Sport & leisure
Barbara creates parkrun history with her 500th run

Every Saturday morning across the world hundreds of thousands of joggers start their day with a jog.

parkrun has become a global fitness phenomenon and a Woonona woman, Barbara Hemingway, has just joined a small, celebrated group in Australia having run her 500th parkrun event.

It was a cool, soggy Saturday as Barbara was cheered to the finish line finishing mid field wearing the blue shirt which symbolizes a 500th run.

“We have different coloured shirts to celebrate every parkrun milestone,” said race director Michael Kennedy.

“It’s important that we celebrate people running their tenth, 25, 50, 100, 250 and 500,” he said. “You wear the red shirt for 50 parkruns and black for 100.”

Barbara, 58, is the first member of the Sandon Point Parkrun Club to run 500 events and while most of them were in the Illawarra, she’s also run in many other places including New Zealand and Singapore.
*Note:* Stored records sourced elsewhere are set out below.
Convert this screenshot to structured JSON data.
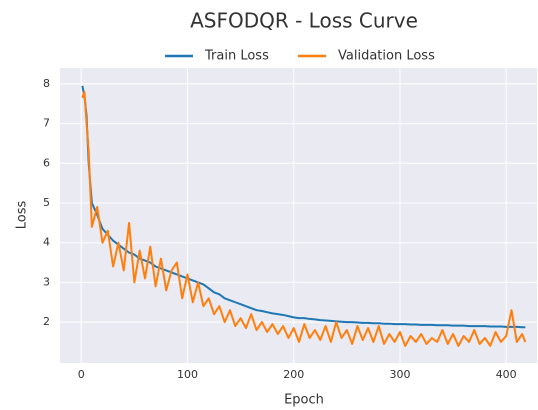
{
  "chart_data": {
    "type": "line",
    "title": "ASFODQR - Loss Curve",
    "x_label": "Epoch",
    "y_label": "Loss",
    "legend": "top",
    "grid": true,
    "xlim": [
      -20,
      429
    ],
    "ylim": [
      0.97,
      8.4
    ],
    "xticks": [
      0,
      100,
      200,
      300,
      400
    ],
    "yticks": [
      2,
      3,
      4,
      5,
      6,
      7,
      8
    ],
    "x": [
      1,
      3,
      5,
      7,
      10,
      15,
      20,
      25,
      30,
      35,
      40,
      45,
      50,
      55,
      60,
      65,
      70,
      75,
      80,
      85,
      90,
      95,
      100,
      105,
      110,
      115,
      120,
      125,
      130,
      135,
      140,
      145,
      150,
      155,
      160,
      165,
      170,
      175,
      180,
      185,
      190,
      195,
      200,
      205,
      210,
      215,
      220,
      225,
      230,
      235,
      240,
      245,
      250,
      255,
      260,
      265,
      270,
      275,
      280,
      285,
      290,
      295,
      300,
      305,
      310,
      315,
      320,
      325,
      330,
      335,
      340,
      345,
      350,
      355,
      360,
      365,
      370,
      375,
      380,
      385,
      390,
      395,
      400,
      405,
      410,
      415,
      418
    ],
    "series": [
      {
        "name": "Train Loss",
        "color": "#1f77b4",
        "values": [
          7.95,
          7.7,
          7.2,
          6.0,
          5.0,
          4.7,
          4.35,
          4.2,
          4.05,
          3.95,
          3.85,
          3.75,
          3.7,
          3.6,
          3.55,
          3.5,
          3.4,
          3.35,
          3.3,
          3.25,
          3.2,
          3.15,
          3.1,
          3.05,
          3.0,
          2.95,
          2.85,
          2.75,
          2.7,
          2.6,
          2.55,
          2.5,
          2.45,
          2.4,
          2.35,
          2.3,
          2.28,
          2.25,
          2.22,
          2.2,
          2.18,
          2.15,
          2.12,
          2.1,
          2.1,
          2.08,
          2.07,
          2.05,
          2.04,
          2.03,
          2.02,
          2.01,
          2.0,
          2.0,
          1.99,
          1.98,
          1.98,
          1.97,
          1.97,
          1.96,
          1.96,
          1.95,
          1.95,
          1.95,
          1.94,
          1.94,
          1.93,
          1.93,
          1.93,
          1.92,
          1.92,
          1.92,
          1.91,
          1.91,
          1.91,
          1.9,
          1.9,
          1.9,
          1.9,
          1.89,
          1.89,
          1.89,
          1.88,
          1.88,
          1.88,
          1.87,
          1.87
        ]
      },
      {
        "name": "Validation Loss",
        "color": "#ff7f0e",
        "values": [
          7.65,
          7.8,
          7.0,
          6.3,
          4.4,
          4.9,
          4.0,
          4.3,
          3.4,
          4.0,
          3.3,
          4.5,
          3.0,
          3.8,
          3.1,
          3.9,
          2.9,
          3.6,
          2.8,
          3.3,
          3.5,
          2.6,
          3.2,
          2.5,
          3.0,
          2.4,
          2.6,
          2.2,
          2.4,
          2.0,
          2.3,
          1.9,
          2.1,
          1.85,
          2.2,
          1.8,
          2.0,
          1.75,
          1.95,
          1.7,
          1.9,
          1.6,
          1.85,
          1.5,
          1.95,
          1.6,
          1.8,
          1.55,
          1.9,
          1.5,
          2.0,
          1.6,
          1.8,
          1.45,
          1.9,
          1.55,
          1.85,
          1.5,
          1.9,
          1.45,
          1.7,
          1.5,
          1.75,
          1.4,
          1.65,
          1.5,
          1.7,
          1.45,
          1.6,
          1.5,
          1.8,
          1.45,
          1.7,
          1.4,
          1.65,
          1.5,
          1.8,
          1.45,
          1.6,
          1.4,
          1.75,
          1.5,
          1.65,
          2.3,
          1.5,
          1.7,
          1.5
        ]
      }
    ]
  }
}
“I’ve run in every Australian state except Western Australia, and we now plan our holidays around parkruns wherever we go,” she said.

It was a friend, Megan Cracknell, who inspired Barbara to join the parkrunning craze.

“We became friends through watching our sons play rugby and I decided to join Megan playing touch footy, But I was so unfit, and I was huffing and puffing after running 10 metres,” Barbara said.

So, in 2013 she ran her first 5km parkrun and since day one she rarely misses a Saturday morning run.

“It’s just wonderful to see how people encourage each other and it’s such a lovely community to be a part of.”

Inspired by people in the Sandon Point group who are still running in their 70s, 80s and 90s, Barbara has no doubt that sometime in the future, maybe around 2035, she’ll be striding out across the finish line in her 100th parkrun.

The parkrun community is growing all the time – but it’s all still based on the simple, basic principles formed from the start: weekly, free, for everyone. Forever.

parkrun fun facts

  • The first parkrun took place on 2 October 2004 in London UK where 13 intrepid runners got together; this year marks its 20th anniversary.
  • On 2 April 2011, the first Australian parkrun was held at main beach on the Gold Coast, Queensland with 115 participants.
  • There are now more than 400 parkrun events in Australia with more than 750,000 participants.
  • Parkrun events are also held every Saturday at Helensburgh, Fairy Meadow, North Wollongong and Shellharbour.